Gap looks to be ~4". I thought it was going to be smaller myself, but I was hoping it'd be at least 3" so I could you my exhaust section to make a cup/bottle holder.

mine work great and the latch was real easy... stock push rod sticks thru the back edge. cut it off,cap it with a plastic lock knob.
More than likely I'll be doing something similar to this. And I like that front compartment....may have to steal the idea.

Yeah use some take off doors to cut up. I have a different angle. Cut the window channel off and box in the top/armrest. Make your cuts down below the bottom hinge and curve up leaving the latches intact. Basically just remove the bottom of the door. Then you have armrest, airflow, visibility, and a working door..
I started some for my Jeepster but never finished them. They look different and grat. Can't find the pics though or I would add them.

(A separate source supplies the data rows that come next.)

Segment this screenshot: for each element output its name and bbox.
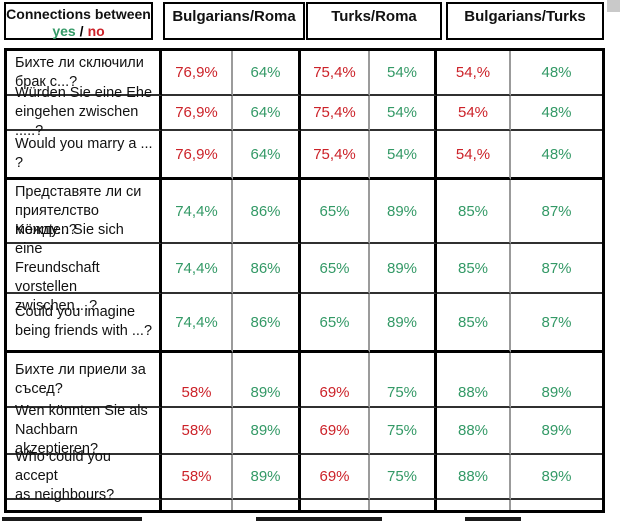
question-cell: Представяте ли си приятелство между...?	[7, 180, 162, 244]
question-cell: Бихте ли сключили брак с...?	[7, 51, 162, 96]
empty-cell	[162, 500, 233, 510]
empty-cell	[301, 500, 370, 510]
value-cell: 69%	[301, 408, 370, 455]
connections-header-title: Connections between	[6, 6, 151, 22]
cutoff-next-table-edge	[2, 517, 142, 521]
value-cell: 58%	[162, 455, 233, 500]
value-cell: 54%	[437, 96, 511, 131]
value-cell: 65%	[301, 180, 370, 244]
value-cell: 87%	[511, 180, 602, 244]
value-cell: 89%	[370, 244, 437, 294]
value-cell: 74,4%	[162, 294, 233, 353]
value-cell: 74,4%	[162, 244, 233, 294]
value-cell: 65%	[301, 244, 370, 294]
group-header-bulgarians-turks: Bulgarians/Turks	[446, 2, 604, 40]
cutoff-next-table-edge	[465, 517, 521, 521]
value-cell: 54%	[370, 96, 437, 131]
value-cell: 64%	[233, 96, 301, 131]
connections-header-cell: Connections between yes / no	[4, 2, 153, 40]
question-cell: Could you imagine being friends with ...…	[7, 294, 162, 353]
corner-grey-patch	[607, 0, 620, 12]
value-cell: 89%	[233, 353, 301, 408]
value-cell: 75,4%	[301, 96, 370, 131]
yes-no-separator: /	[79, 23, 84, 39]
value-cell: 58%	[162, 353, 233, 408]
value-cell: 89%	[511, 408, 602, 455]
question-cell: Who could you accept as neighbours?	[7, 449, 162, 503]
value-cell: 74,4%	[162, 180, 233, 244]
value-cell: 54,%	[437, 131, 511, 180]
cutoff-next-table-edge	[256, 517, 382, 521]
value-cell: 75%	[370, 353, 437, 408]
value-cell: 86%	[233, 244, 301, 294]
value-cell: 75,4%	[301, 51, 370, 96]
value-cell: 64%	[233, 131, 301, 180]
empty-cell	[233, 500, 301, 510]
value-cell: 89%	[233, 408, 301, 455]
value-cell: 69%	[301, 455, 370, 500]
empty-cell	[7, 500, 162, 510]
question-cell: Бихте ли приели за съсед?	[7, 353, 162, 408]
value-cell: 86%	[233, 294, 301, 353]
value-cell: 54%	[370, 131, 437, 180]
value-cell: 85%	[437, 294, 511, 353]
value-cell: 87%	[511, 294, 602, 353]
value-cell: 54%	[370, 51, 437, 96]
no-label: no	[87, 23, 105, 39]
value-cell: 89%	[370, 180, 437, 244]
value-cell: 89%	[511, 455, 602, 500]
value-cell: 85%	[437, 180, 511, 244]
empty-cell	[370, 500, 437, 510]
empty-cell	[437, 500, 511, 510]
value-cell: 75,4%	[301, 131, 370, 180]
value-cell: 48%	[511, 96, 602, 131]
value-cell: 75%	[370, 455, 437, 500]
empty-cell	[511, 500, 602, 510]
value-cell: 86%	[233, 180, 301, 244]
value-cell: 76,9%	[162, 51, 233, 96]
value-cell: 89%	[370, 294, 437, 353]
group-header-turks-roma: Turks/Roma	[306, 2, 442, 40]
value-cell: 75%	[370, 408, 437, 455]
group-header-bulgarians-roma: Bulgarians/Roma	[163, 2, 305, 40]
value-cell: 64%	[233, 51, 301, 96]
value-cell: 76,9%	[162, 96, 233, 131]
value-cell: 54,%	[437, 51, 511, 96]
question-cell: Könnten Sie sich eine Freundschaft vorst…	[7, 222, 162, 314]
value-cell: 89%	[233, 455, 301, 500]
value-cell: 89%	[511, 353, 602, 408]
value-cell: 65%	[301, 294, 370, 353]
value-cell: 69%	[301, 353, 370, 408]
value-cell: 87%	[511, 244, 602, 294]
question-cell: Würden Sie eine Ehe eingehen zwischen ..…	[7, 85, 162, 139]
question-cell: Would you marry a ... ?	[7, 131, 162, 180]
value-cell: 85%	[437, 244, 511, 294]
value-cell: 88%	[437, 353, 511, 408]
question-cell: Wen könnten Sie als Nachbarn akzeptieren…	[7, 403, 162, 457]
value-cell: 76,9%	[162, 131, 233, 180]
yes-label: yes	[52, 23, 76, 39]
value-cell: 88%	[437, 455, 511, 500]
value-cell: 48%	[511, 51, 602, 96]
yes-no-legend: yes / no	[6, 22, 151, 39]
results-table: Бихте ли сключили брак с...? 76,9% 64% 7…	[4, 48, 605, 513]
value-cell: 48%	[511, 131, 602, 180]
value-cell: 88%	[437, 408, 511, 455]
value-cell: 58%	[162, 408, 233, 455]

I kinda want the bottom intact to prevent the water/mud/dirt from being thrown in the cab like my tube doors do.
 
If you weren't 5 hrs away....a buddy right down the road has a parts truck that he'd probably let you get the door off of for next to nothing. He's the same guy I was asking about the SAS stuff for.
From the reading I've done, it depends on the year he has if they'll fit. They changed the body lines around 94 I think...so 94-97 hardbody & 94-96 pathfinders have the same body lines.
 
He has a 94, the parts truck is a 95 IIRC.
 
He has a 94, the parts truck is a 95 IIRC.
Tempting....very tempting, but I'd probably have more in fuel to get down there than I would just buying the doors at the junkyard!